Highway tunnel in Arizona

The Queen Creek Tunnel is a 1,217 ft tunnel on US 60 in the Superstition Mountains, just east of Superior, Arizona. Completed in 1952, the Queen Creek Tunnel links Phoenix with Safford by way of Superior and Globe/Miami. It replaced the smaller Claypool Tunnel that had been built in 1926. The new tunnel was cut through the solid rock of the Queen Creek gorge, approximately 3 mile from the 4625 ft mountain summit.. It is 22 ft in height and 42 ft wide at its base. The cost of the tunnel at the time of its construction was $550,000 and it was built by the Fisher Contracting Company.

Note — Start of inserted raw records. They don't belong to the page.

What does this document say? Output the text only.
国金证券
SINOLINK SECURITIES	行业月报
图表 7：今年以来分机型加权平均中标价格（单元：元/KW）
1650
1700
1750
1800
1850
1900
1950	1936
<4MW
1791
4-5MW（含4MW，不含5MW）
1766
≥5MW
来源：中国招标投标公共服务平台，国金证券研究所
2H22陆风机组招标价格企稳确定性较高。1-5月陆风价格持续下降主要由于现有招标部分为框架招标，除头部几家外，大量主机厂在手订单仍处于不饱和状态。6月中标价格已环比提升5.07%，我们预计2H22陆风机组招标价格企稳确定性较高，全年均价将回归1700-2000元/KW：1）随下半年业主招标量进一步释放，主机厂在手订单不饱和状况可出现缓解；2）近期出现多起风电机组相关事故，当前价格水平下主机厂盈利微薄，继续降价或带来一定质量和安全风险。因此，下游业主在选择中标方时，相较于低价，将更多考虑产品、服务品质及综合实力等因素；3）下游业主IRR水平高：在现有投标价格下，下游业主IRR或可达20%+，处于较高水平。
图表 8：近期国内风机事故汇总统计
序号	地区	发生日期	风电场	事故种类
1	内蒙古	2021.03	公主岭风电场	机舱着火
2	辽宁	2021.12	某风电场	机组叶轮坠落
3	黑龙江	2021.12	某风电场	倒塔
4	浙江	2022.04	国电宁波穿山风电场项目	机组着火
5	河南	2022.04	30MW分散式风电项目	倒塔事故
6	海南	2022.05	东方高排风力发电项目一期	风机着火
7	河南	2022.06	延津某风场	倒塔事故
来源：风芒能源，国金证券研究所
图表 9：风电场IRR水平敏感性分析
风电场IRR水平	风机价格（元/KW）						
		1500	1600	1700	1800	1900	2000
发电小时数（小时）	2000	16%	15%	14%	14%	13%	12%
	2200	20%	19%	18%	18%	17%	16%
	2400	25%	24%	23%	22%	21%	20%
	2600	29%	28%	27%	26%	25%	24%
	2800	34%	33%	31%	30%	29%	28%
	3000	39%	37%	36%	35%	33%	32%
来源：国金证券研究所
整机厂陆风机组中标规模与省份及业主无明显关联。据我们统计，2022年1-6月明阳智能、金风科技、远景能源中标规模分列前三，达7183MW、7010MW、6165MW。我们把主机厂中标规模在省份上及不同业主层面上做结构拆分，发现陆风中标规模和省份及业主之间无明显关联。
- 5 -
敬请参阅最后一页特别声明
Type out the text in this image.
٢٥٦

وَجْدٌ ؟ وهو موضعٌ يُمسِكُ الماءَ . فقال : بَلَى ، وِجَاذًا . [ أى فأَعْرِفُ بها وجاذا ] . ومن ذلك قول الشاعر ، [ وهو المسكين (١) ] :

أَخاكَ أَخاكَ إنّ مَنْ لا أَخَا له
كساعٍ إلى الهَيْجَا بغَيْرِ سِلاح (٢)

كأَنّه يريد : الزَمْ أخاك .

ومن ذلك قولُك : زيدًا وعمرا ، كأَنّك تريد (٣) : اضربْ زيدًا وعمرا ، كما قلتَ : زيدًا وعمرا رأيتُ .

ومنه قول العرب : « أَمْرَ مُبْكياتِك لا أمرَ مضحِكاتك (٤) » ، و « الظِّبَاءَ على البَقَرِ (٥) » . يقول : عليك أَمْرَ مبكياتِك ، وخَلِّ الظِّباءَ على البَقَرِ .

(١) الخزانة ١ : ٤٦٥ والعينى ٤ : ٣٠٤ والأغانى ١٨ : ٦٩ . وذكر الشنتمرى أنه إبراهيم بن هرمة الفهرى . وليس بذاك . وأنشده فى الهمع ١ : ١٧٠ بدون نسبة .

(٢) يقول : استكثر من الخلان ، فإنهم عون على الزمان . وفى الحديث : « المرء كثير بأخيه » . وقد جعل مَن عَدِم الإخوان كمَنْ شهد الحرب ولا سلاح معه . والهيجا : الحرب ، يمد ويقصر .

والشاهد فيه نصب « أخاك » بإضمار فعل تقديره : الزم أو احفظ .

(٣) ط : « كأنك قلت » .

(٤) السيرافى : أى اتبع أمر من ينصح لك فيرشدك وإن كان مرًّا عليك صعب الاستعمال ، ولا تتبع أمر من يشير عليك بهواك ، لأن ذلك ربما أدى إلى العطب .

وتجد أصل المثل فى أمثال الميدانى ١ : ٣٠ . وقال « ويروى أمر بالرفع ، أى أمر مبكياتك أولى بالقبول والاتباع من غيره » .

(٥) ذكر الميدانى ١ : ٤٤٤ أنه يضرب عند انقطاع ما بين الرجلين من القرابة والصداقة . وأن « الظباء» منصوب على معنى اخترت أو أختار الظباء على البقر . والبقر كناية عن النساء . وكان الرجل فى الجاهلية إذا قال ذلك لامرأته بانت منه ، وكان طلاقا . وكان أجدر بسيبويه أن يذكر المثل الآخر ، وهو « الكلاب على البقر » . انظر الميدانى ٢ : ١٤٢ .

At the 1952 dedication ceremony, a drill rig used in boring the tunnel was used as a platform for the speakers, other officials, and a brass band. The completion of the tunnel was the final part of an Arizona Highway Department program begun in 1937 to improve the original approximately 20 mi section of US 60 between Superior and Miami that was constructed in 1920–22.

The roadbed in the tunnel climbs at a 6% grade, and the original lighting was insufficient to allow motorists good depth perception. The original lighting was improved with the installation of fluorescent lights in the 1960s. Assistance in design of the new lighting was given by Arizona Public Service and the California Division of Highways.

In October 2016, the tunnel lighting system was upgraded to light-emitting diode (LED) technology; it was the first tunnel in Arizona to get LEDs. The lighting system adjusts the lighting level based upon ambient light and weather conditions outside with an adaptive control system. The system offers improved visibility, reduced energy consumption, and lower maintenance.

Arizona Department of Transportation (ADOT) plans to eventually widen US 60 in the area and may bypass the tunnel to avoid the impact of such a project on an environmentally sensitive canyon.